During the 1960s and ‘70s, two young Irish step dancers growing up in Chicago proved to be outstanding champions in the rigorous world of dance competitions. Both studied at the renowned school of Margie and Dennis Dennehy. One of those young men, Michael Flatley, went on to dream up the show Riverdance. The other, Mark Howard founded the esteemed Trinity Irish Dance Company (TIDC). A Very Irish Christmas, will bring Howard’s company to The Soraya for the first time, performing a Saturday afternoon matinee on December 9.

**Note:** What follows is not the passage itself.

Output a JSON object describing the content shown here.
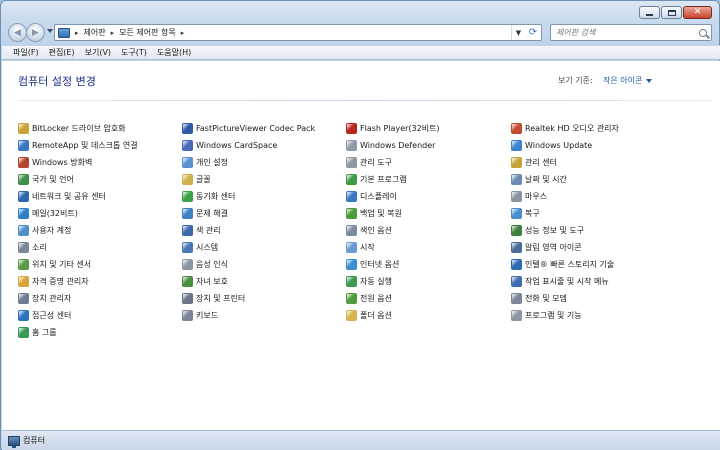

Reached by phone at his Michigan blueberry farm, Howard ruminates on the meaning of “progressive Irish dance,” a term he authored. He explains: “The Company has an ability to push through the fourth wall. They reach out, and the audience loves to grab their hand.” He adds, “We connect on the level of taste. We take the Irish dance tradition and the performing arts seriously. This is to elevate the art form. We give a place where dancers can go to experiment with movement.”
A Very Irish Christmas—under two hours with a twenty-minute intermission—will include some familiar elements. “You’ll hear sleigh bells and see some snowflakes, dancers dressed in pjs, elves and fairies,” reassures Howard. “You’ll also see wren boys, representing Day of the Wren, the Irish celebration, held on the twenty-sixth of December, which includes hunting a wren and putting it on top of a decorative pole.” A live, four-man band will prod the dancers to their peak level of exuberance and vitality.
Just three of TIDC’s eighteen dancers are men, including Canadian Patrick Grant, solo world champion last year at World Irish Dance, and Francisco Lemus, from Puebla, Mexico. And world champion dancer Jake James, in his late twenties, will “be doing a virtuosic Christmas romp” with TIDC dancer and artistic associate Ali Doughty. Mr. Howard choreographed that duet, and it distinguishes between what he describes as “the competitive, virtuosic style, with tricks,” and a dance style that is closer to a “Fred-and-Ginger vibe, like those old movies—lighthearted and lovely” (referring to Astaire and Rogers). “Since 1990, we’ve always presented work where women are on an equal footing. They definitely don’t need shirtless male figures crowding them.”
Howard has put into practice a lifetime not just of performance but deep thought about Irish step dance’s unique nature, particularly as compared to other tap-driven forms. “Irish dancing is rooted in the downbeat. There’s not a lot of soul in traditional Irish stepping. Tap is more improvisatory in nature; Flamenco is more staccato. In Irish dancing, it’s all in the flexion you have in your ankle. Rotation [of the ankle] and [the production of] sound: Irish dancers have such heavy lifting to do.”
“My role as a director is to allow a traditional form to breathe with integrity, to lead the way in a genre filled with stereotypical dance productions,” says Mark Howard. “We are on a mission to save Irish dance as something that needs to matter.”